Premier Paolo Gentiloni, arriving at the civil protection headquarters in the area at midday Thursday, sought to deflect criticism of the rescue efforts and urged authorities to redouble efforts to reach people isolated by the quakes and snow, which in some places has dumped as much as six feet.
Residents have been complaining for days that they have been without electricity and phone service and have been house-bound because of what Gentiloni called a “record snowfall.”
“I ask everyone if possible to multiply their efforts,” Gentiloni said. “I ask politicians to show sobriety respecting the difficulty of the situation and the commitment of civil and military crews who are responding.”
Rescue efforts were hampered by the snow, making it difficult to clear roads for heavy vehicles and ambulances to get through. Rescue vehicles had still not reached the hotel by midday Thursday.

This photo taken from a video shows show piles of snow and rubble inside the hotel. (Italian Finance Police via AP)
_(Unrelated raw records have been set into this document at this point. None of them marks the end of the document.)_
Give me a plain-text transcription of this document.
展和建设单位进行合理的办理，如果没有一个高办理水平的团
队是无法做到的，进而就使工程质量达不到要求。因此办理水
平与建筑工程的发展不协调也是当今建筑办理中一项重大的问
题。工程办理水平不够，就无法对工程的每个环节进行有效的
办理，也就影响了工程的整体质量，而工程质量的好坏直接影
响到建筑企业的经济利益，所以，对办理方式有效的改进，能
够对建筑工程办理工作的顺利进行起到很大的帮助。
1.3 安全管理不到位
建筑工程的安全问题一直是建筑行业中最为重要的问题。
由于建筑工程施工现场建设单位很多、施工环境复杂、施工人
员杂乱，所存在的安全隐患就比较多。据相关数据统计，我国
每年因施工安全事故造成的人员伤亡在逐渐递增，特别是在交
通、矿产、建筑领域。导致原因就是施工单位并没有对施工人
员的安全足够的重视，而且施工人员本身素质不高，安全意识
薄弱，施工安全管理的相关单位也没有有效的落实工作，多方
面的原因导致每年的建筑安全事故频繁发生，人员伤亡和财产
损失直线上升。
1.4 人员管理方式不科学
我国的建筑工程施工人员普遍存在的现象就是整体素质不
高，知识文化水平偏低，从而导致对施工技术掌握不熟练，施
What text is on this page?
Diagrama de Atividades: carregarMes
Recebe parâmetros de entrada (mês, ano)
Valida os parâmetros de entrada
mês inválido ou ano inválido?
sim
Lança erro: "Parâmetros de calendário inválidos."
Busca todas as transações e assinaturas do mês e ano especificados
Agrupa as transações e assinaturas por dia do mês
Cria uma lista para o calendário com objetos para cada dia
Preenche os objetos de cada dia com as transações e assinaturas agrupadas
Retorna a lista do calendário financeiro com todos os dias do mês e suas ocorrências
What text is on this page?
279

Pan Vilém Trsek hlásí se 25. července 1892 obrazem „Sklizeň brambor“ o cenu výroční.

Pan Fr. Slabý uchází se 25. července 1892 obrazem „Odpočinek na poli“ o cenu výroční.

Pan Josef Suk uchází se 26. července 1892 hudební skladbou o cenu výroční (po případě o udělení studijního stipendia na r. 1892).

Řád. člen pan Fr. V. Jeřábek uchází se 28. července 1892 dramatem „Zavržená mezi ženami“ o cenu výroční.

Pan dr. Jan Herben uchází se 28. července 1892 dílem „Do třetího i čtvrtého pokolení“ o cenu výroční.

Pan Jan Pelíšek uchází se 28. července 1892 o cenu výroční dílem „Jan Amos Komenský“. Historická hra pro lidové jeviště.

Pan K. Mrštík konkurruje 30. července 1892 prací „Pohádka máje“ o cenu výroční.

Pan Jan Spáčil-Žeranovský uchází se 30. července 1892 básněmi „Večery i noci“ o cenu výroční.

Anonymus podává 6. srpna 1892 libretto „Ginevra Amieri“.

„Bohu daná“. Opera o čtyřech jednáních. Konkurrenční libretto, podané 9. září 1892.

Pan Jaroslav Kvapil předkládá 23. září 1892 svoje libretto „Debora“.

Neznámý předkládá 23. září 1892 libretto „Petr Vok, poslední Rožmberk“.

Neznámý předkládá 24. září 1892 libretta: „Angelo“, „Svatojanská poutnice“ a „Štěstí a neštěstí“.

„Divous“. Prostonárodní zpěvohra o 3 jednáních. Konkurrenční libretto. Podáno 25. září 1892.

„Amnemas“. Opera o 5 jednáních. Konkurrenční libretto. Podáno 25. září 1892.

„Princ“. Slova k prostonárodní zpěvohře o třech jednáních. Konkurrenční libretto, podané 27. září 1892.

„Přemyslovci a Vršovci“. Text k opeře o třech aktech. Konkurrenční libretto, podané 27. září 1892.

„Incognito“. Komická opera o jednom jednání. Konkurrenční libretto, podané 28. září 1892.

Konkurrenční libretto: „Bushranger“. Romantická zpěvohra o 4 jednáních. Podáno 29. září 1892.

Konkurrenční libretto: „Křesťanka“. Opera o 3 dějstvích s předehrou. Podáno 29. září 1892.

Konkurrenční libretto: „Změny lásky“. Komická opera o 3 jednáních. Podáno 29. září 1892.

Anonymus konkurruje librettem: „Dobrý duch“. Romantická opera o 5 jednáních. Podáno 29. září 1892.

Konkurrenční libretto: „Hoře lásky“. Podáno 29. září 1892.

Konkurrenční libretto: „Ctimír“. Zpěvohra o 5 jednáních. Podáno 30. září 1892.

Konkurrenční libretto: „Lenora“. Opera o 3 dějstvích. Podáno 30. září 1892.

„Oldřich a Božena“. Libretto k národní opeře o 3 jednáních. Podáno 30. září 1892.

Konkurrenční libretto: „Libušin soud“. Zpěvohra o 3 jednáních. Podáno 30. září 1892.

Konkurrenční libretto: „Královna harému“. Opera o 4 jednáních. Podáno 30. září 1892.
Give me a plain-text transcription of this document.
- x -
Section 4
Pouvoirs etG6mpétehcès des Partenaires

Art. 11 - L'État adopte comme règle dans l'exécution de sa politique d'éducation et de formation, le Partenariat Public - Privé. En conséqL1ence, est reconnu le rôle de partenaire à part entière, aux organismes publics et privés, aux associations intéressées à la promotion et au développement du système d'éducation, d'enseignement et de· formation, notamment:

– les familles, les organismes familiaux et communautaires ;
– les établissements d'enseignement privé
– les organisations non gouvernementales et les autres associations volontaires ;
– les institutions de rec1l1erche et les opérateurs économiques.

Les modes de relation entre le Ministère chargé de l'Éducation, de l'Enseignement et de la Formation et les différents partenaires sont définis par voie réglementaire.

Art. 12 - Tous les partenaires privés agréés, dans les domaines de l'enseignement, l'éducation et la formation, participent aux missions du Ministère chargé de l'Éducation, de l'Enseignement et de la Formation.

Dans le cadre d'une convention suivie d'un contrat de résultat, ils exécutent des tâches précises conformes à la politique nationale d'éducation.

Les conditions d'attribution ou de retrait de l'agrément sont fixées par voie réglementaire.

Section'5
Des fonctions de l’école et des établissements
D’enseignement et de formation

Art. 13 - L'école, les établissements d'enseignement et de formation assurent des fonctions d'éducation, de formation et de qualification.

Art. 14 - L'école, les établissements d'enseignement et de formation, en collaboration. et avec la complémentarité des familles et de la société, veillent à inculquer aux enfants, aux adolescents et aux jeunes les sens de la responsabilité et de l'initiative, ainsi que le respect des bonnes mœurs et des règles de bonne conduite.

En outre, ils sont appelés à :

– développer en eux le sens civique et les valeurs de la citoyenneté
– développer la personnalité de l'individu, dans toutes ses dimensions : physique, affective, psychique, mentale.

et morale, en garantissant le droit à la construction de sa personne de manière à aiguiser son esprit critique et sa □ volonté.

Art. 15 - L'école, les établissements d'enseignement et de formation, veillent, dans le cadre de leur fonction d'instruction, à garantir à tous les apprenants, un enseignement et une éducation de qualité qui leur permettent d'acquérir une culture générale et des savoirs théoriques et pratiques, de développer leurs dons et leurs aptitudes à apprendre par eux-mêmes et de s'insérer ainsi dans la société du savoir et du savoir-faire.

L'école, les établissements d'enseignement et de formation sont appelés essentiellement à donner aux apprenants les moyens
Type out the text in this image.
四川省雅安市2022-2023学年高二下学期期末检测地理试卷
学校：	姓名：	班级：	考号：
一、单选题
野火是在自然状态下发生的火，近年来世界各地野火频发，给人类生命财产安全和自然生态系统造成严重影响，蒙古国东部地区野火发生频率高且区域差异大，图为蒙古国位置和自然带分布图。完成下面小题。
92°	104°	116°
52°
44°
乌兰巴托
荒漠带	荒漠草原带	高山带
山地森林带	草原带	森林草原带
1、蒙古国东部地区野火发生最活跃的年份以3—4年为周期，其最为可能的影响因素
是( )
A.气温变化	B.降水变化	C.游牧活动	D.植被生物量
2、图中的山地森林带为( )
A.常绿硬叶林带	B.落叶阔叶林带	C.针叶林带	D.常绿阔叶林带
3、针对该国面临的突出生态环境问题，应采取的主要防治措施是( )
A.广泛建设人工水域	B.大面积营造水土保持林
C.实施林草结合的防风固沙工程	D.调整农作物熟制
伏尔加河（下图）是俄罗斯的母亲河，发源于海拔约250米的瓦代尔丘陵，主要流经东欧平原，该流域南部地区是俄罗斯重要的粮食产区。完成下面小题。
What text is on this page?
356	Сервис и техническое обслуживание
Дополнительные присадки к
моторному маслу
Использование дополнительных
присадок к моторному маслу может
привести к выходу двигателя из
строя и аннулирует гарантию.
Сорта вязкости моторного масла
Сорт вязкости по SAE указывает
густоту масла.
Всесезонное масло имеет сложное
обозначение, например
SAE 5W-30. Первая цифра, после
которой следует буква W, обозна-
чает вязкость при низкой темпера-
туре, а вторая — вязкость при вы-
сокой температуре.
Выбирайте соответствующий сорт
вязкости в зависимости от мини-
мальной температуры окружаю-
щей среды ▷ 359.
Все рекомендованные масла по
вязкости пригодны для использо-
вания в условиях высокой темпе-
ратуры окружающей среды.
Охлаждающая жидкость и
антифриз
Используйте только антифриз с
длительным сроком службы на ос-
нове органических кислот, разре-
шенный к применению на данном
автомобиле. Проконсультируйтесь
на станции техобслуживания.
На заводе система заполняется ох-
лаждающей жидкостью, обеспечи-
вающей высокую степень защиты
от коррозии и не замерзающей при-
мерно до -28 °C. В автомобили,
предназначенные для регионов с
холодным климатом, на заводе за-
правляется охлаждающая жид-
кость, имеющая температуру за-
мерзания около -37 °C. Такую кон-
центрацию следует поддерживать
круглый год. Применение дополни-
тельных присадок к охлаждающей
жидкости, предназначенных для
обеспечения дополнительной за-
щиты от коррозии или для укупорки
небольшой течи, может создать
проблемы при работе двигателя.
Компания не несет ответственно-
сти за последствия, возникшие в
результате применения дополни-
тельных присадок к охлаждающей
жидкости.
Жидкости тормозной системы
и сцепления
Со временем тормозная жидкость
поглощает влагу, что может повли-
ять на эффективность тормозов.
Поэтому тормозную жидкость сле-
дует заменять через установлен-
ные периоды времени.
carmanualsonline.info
The buried hotel was just one of several rescues underway: Video footage from Italian financial police force GDF showed a gray-haired man being led to safety by rescuers through a path dug out of deep snow elsewhere else in the region.
Snow continued to fall Thursday with reports of people being isolated in many places. A resident of a town in the province of Teramo, Daiana Nguyen, told SKY TG24 that about 10 feet of snow had fallen and that people “were completely isolated.”
“They talk about sending in the army: Thirty to 40 men came with shovels. We need heavy machinery!” she said.
The timing of the avalanche Wednesday and the messages remained unclear, but the hotel posted a notice on its Facebook page that its phones were down around 9 a.m. following the first of Wednesday’s quakes. It wasn’t immediately clear if the tremors triggered the avalanche.
Marcella, a restaurant owner on the nearby coast, said he received the call from Parete, his chef, at around 5:30 p.m. He reported that all of the guests had checked out and were waiting for the roads to be cleared on Wednesday afternoon when the avalanche struck. Initially the road was to be cleared by 3 p.m., but that was delayed until 7 p.m.
Video shot by rescue teams showed huge piles of filthy snow and debris piled up inside the hotel corridors, stairwells and an indoor pool area, having slammed through the outer walls of the building. The audio is silent. The largest wall of snow shown was in the pool area, where plastic lounge chairs were flipped on their sides and Christmas decorations still dangled from the ceiling.
Aerial video shot by helicopter crews showed rescue workers on top of the snow-covered hotel, digging holes down to try to get in.
The hotel is about 30 miles from the coastal city of Pescara, at an altitude of about 3,940 feet.
An ambulance was blocked about 6 miles from the hotel, according to SKY, which also said that snowfall was so heavy that snow plows have had trouble clearing the road to the hotel.
The mountainous region of central Italy has been struck by a series of quakes since August that destroyed historic centers in dozens of towns and hamlets. A deadly quake in August killed nearly 300, while no one died in the strong aftershocks in October largely because population centers had already been evacuated. In the meantime, the entire region has been hit by freezing weather and buffeted by snowstorms, piling more suffering on to the hard-hit population.